Floretta Boonzaier
University of Cape Town (ZA)
Floretta Boonzaier is Professor at the Department of Psychology, University of Cape Town, South Africa and Co-Director of the Hub for Decolonial Feminist Psychologies in Africa. She is noted for her work in feminist, critical qualitative and decolonial psychologies, her writing on intersectional subjectivities and on gendered and sexual violence. She is also noted for her expertise in qualitative methodologies, specifically in narrative, decolonial, feminist and participatory approaches. She has published widely and her selected recent publications include the book Pan-Africanism and Psychology in Decolonial Times (authored with Kessi and Gekeler) published by Springer (2022); Men, Masculinities and Intimate Partner Violence (with Gottzén & Bornholt) published by Routledge (2020) and Decolonial Feminist Community Psychology (with van Niekerk) published by Springer (2019). She is past president of the Psychological Society of South Africa, is current Associate Editor for the South African Journal of Science and has served on a number of journal editorial boards.
KEYNOTE TALK ABSTRACT
What kind of qualitative research does the world need right now? Reflections on the possibilities of Decolonial Feminist Research for advancing global justice.
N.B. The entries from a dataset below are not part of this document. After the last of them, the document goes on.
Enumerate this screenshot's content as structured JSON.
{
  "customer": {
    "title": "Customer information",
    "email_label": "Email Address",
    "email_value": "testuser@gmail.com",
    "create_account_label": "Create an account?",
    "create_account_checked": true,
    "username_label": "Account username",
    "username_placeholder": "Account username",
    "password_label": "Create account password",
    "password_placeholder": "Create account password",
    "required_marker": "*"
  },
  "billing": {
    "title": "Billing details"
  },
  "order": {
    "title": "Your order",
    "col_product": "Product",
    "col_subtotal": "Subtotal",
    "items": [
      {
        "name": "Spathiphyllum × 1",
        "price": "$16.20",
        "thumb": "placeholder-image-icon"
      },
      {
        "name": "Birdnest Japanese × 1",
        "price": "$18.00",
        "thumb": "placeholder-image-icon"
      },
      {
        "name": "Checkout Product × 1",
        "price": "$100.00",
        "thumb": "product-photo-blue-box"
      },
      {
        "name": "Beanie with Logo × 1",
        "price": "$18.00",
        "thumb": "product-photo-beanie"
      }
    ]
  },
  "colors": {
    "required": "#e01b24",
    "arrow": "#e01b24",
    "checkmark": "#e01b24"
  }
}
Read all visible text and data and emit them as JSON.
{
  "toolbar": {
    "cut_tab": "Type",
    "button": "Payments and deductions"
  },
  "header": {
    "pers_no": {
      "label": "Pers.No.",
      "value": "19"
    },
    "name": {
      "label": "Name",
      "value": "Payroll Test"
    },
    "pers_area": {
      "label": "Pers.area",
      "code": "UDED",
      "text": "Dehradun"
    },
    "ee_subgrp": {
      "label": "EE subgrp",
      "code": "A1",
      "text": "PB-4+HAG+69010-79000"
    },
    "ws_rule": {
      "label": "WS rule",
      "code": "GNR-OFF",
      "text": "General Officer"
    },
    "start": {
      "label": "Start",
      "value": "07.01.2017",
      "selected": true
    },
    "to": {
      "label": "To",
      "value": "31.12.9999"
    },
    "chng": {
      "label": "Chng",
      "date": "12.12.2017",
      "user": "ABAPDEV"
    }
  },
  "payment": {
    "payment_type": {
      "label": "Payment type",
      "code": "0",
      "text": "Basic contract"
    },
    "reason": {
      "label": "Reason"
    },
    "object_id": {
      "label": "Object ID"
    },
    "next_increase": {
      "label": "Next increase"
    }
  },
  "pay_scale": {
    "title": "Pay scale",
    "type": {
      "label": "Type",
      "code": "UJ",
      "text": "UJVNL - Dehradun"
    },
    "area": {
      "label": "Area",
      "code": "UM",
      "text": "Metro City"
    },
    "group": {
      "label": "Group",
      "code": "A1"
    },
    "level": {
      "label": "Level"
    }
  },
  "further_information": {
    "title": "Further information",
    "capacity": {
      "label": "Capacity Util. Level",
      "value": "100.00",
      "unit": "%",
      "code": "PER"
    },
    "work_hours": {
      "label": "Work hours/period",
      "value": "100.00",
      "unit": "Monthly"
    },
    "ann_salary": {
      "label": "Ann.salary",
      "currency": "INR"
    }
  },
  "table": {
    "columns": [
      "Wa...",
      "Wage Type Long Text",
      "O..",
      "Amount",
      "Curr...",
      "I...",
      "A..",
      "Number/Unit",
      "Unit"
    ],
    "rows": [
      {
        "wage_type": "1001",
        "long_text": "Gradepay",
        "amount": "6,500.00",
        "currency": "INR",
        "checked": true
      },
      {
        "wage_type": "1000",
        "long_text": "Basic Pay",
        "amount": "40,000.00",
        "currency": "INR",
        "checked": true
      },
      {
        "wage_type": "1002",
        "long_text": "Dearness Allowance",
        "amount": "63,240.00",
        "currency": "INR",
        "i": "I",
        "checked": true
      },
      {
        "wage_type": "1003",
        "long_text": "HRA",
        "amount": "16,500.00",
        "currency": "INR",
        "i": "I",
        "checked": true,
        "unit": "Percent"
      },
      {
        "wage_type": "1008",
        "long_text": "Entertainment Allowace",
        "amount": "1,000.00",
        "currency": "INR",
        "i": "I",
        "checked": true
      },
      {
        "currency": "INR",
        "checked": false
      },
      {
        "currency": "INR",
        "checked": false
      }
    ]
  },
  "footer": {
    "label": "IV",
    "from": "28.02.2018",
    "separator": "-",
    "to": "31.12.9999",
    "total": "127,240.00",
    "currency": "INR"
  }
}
Ongoing violence, injustice and global inequities demand a rethink on knowledge production and its implications. There are several urgent global injustices in the world right now that include increasing forms of discrimination, violence and hatred; ongoing militarised conflicts and human rights violations – including those based on gender, ethnicity and nationality; widening economic inequalities; and the detrimental effects of climate change that also disproportionately affect the most vulnerable causing displacement and suffering which includes food insecurity. In this pressing context we require research that does things differently. We need approaches to knowledge production that can offer us the tools to work against the status quo and that offers visibility (and justice) to the struggles of the most marginalised.In this talk I attend to the growing body of research that calls itself decolonial and feminist, work that calls attention to the questions of injustice that are simultaneously historical and ongoing. I articulate decolonial feminist principles of collaboration and community participation; action-orientation; renewed attention to ethics; centering voice, positionality and self-determination; addressing dignity and healing; calling attention to historical and ongoing forms of power and injustice; and centering creativity and challenging dominant western scientific paradigms. In doing so, I outline the implications of decolonial feminist theorising for the practice of qualitative research – offering a model of the kind of qualitative research that we need in the world right now – towards the radical remaking of scholarship and knowledge production that advances global and social justice.